If Lea Hegge has her way, a major cultural shift will take place on college campuses in the coming years to increase the role of bystander intervention in preventing sexual assault. Hegge, a senior trainer at Green Dot, etc., a Washington, D.C.-based nonprofit that provides violence prevention education, recently mapped out her vision to an audience of higher education professionals at Middlebury College.

Hegge said that although it will take time before intervention becomes the norm, the change ultimately will result in a significant decrease in the number of sexual assaults. She said that other major cultural shifts that at one time seemed impossible, such as eliminating smoking from public places, gave her hope that bystander intervention can take hold.

Hegge’s remarks kicked off a four-day training session at the College’s Kirk Alumni Center for 45 staff and faculty members from Middlebury, Hampshire, and Union Colleges. The participants from Middlebury represented a variety of offices, including Parton Health Center, Athletics, the Dean of Students Office, and Residential Life. Hegge’s goal is to mobilize her audience as a force of engaged and proactive bystanders, an approach that shifts the traditional focus away from the victim and the perpetrator of sexual violence to the surrounding community, which includes faculty, staff, and students.

A group of faculty and staff members from Middlebury, Hampshire, and Union Colleges takes a break from their four-day Green Dot training session on the Middlebury campus.

According to Health and Wellness Education Director Barbara McCall, who organized the session, the participants from Middlebury will then work to spread the messages and strategies they have learned throughout the campus.

Hegge refers to each positive action by an educated bystander­ as “a green dot on the campus map” in contrast to a red dot that refers to a place where stalking, or sexual or partner violence has occurred. She asked her audience to imagine a day when the green dots outnumber the red ones, and bystander education and intervention is commonplace.

Hegge also stressed that intervention can take many forms and does not require confrontation.

“Green Dot’s message is very empowering,” said McCall. “It makes you realize that we do not have to accept the status quo. As members of a community, we can contribute to an important change in people’s attitudes and actions related to sexual violence.”

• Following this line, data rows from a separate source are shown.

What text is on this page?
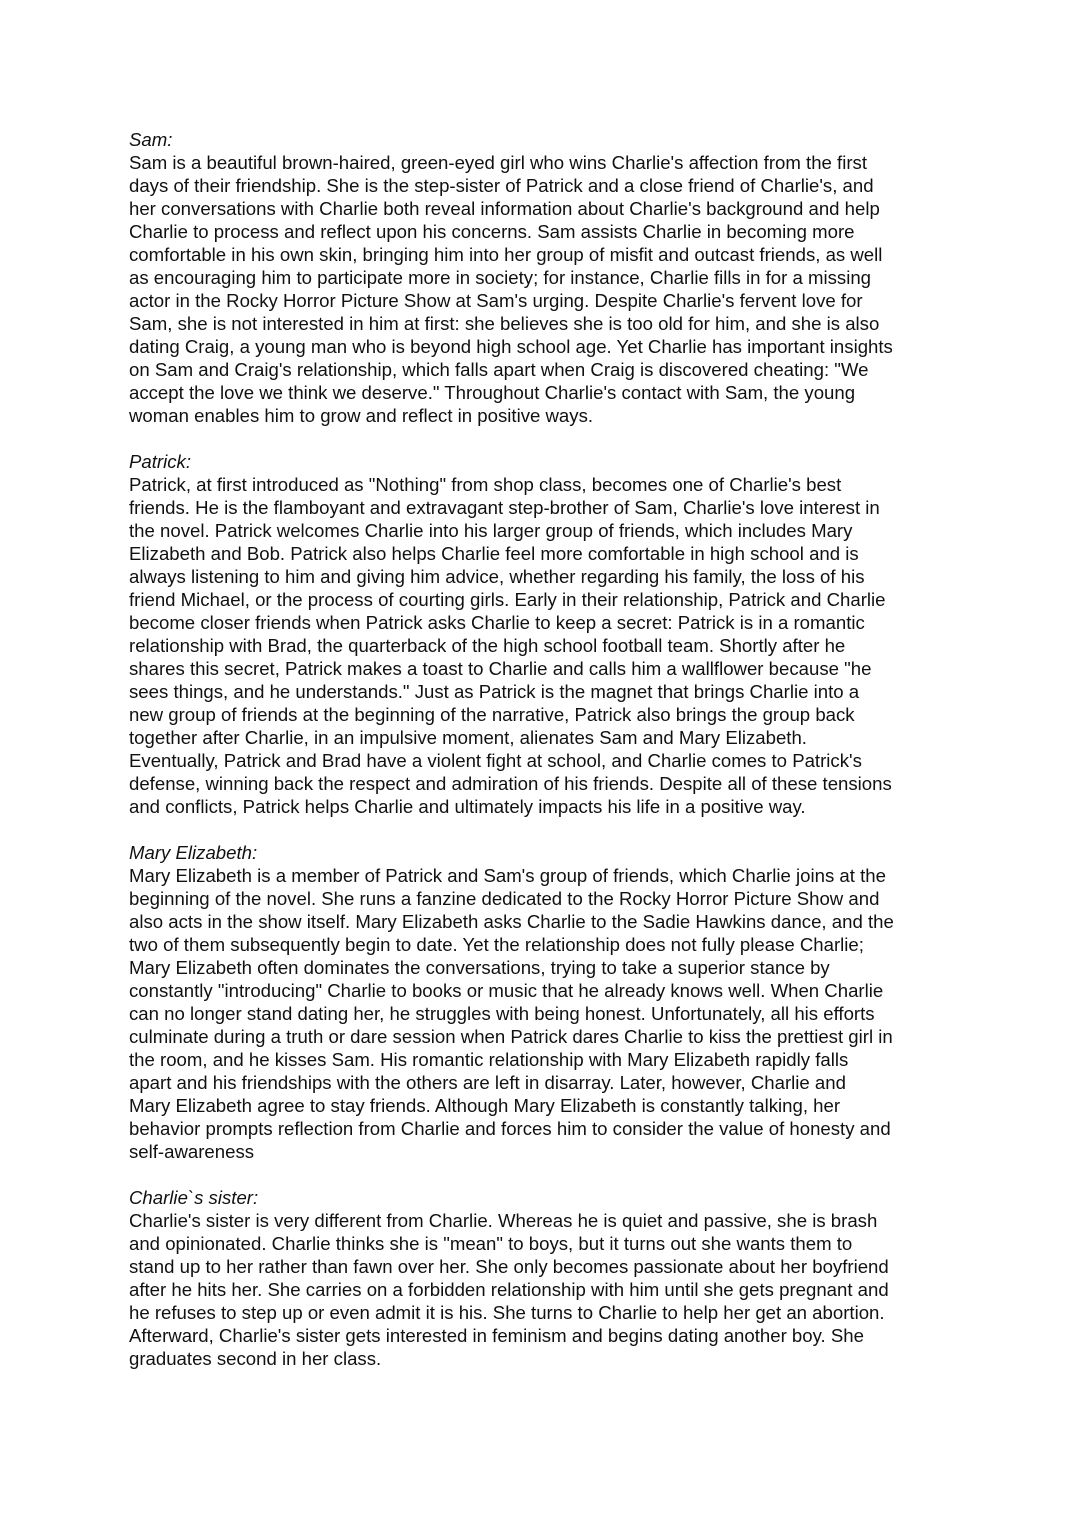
Sam:

Sam is a beautiful brown-haired, green-eyed girl who wins Charlie's affection from the first

days of their friendship. She is the step-sister of Patrick and a close friend of Charlie's, and

her conversations with Charlie both reveal information about Charlie's background and help

Charlie to process and reflect upon his concerns. Sam assists Charlie in becoming more

comfortable in his own skin, bringing him into her group of misfit and outcast friends, as well

as encouraging him to participate more in society; for instance, Charlie fills in for a missing

actor in the Rocky Horror Picture Show at Sam's urging. Despite Charlie's fervent love for

Sam, she is not interested in him at first: she believes she is too old for him, and she is also

dating Craig, a young man who is beyond high school age. Yet Charlie has important insights

on Sam and Craig's relationship, which falls apart when Craig is discovered cheating: "We

accept the love we think we deserve." Throughout Charlie's contact with Sam, the young

woman enables him to grow and reflect in positive ways.

Patrick:

Patrick, at first introduced as "Nothing" from shop class, becomes one of Charlie's best

friends. He is the flamboyant and extravagant step-brother of Sam, Charlie's love interest in

the novel. Patrick welcomes Charlie into his larger group of friends, which includes Mary

Elizabeth and Bob. Patrick also helps Charlie feel more comfortable in high school and is

always listening to him and giving him advice, whether regarding his family, the loss of his

friend Michael, or the process of courting girls. Early in their relationship, Patrick and Charlie

become closer friends when Patrick asks Charlie to keep a secret: Patrick is in a romantic

relationship with Brad, the quarterback of the high school football team. Shortly after he

shares this secret, Patrick makes a toast to Charlie and calls him a wallflower because "he

sees things, and he understands." Just as Patrick is the magnet that brings Charlie into a

new group of friends at the beginning of the narrative, Patrick also brings the group back

together after Charlie, in an impulsive moment, alienates Sam and Mary Elizabeth.

Eventually, Patrick and Brad have a violent fight at school, and Charlie comes to Patrick's

defense, winning back the respect and admiration of his friends. Despite all of these tensions

and conflicts, Patrick helps Charlie and ultimately impacts his life in a positive way.

Mary Elizabeth:

Mary Elizabeth is a member of Patrick and Sam's group of friends, which Charlie joins at the

beginning of the novel. She runs a fanzine dedicated to the Rocky Horror Picture Show and

also acts in the show itself. Mary Elizabeth asks Charlie to the Sadie Hawkins dance, and the

two of them subsequently begin to date. Yet the relationship does not fully please Charlie;

Mary Elizabeth often dominates the conversations, trying to take a superior stance by

constantly "introducing" Charlie to books or music that he already knows well. When Charlie

can no longer stand dating her, he struggles with being honest. Unfortunately, all his efforts

culminate during a truth or dare session when Patrick dares Charlie to kiss the prettiest girl in

the room, and he kisses Sam. His romantic relationship with Mary Elizabeth rapidly falls

apart and his friendships with the others are left in disarray. Later, however, Charlie and

Mary Elizabeth agree to stay friends. Although Mary Elizabeth is constantly talking, her

behavior prompts reflection from Charlie and forces him to consider the value of honesty and

self-awareness

Charlie`s sister:

Charlie's sister is very different from Charlie. Whereas he is quiet and passive, she is brash

and opinionated. Charlie thinks she is "mean" to boys, but it turns out she wants them to

stand up to her rather than fawn over her. She only becomes passionate about her boyfriend

after he hits her. She carries on a forbidden relationship with him until she gets pregnant and

he refuses to step up or even admit it is his. She turns to Charlie to help her get an abortion.

Afterward, Charlie's sister gets interested in feminism and begins dating another boy. She

graduates second in her class.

The Green Dot training is part of Middlebury’s expanding bystander education efforts across campus to include new and returning faculty and staff. Although Middlebury has existing bystander intervention education for new and current students, this spring students will have their first opportunity to participate in training from Green Dot. The training sessions are part of a broader campus plan to prevent and respond to sexual violence and are supported by a three-year grant from the DOJ that Middlebury received in 2013.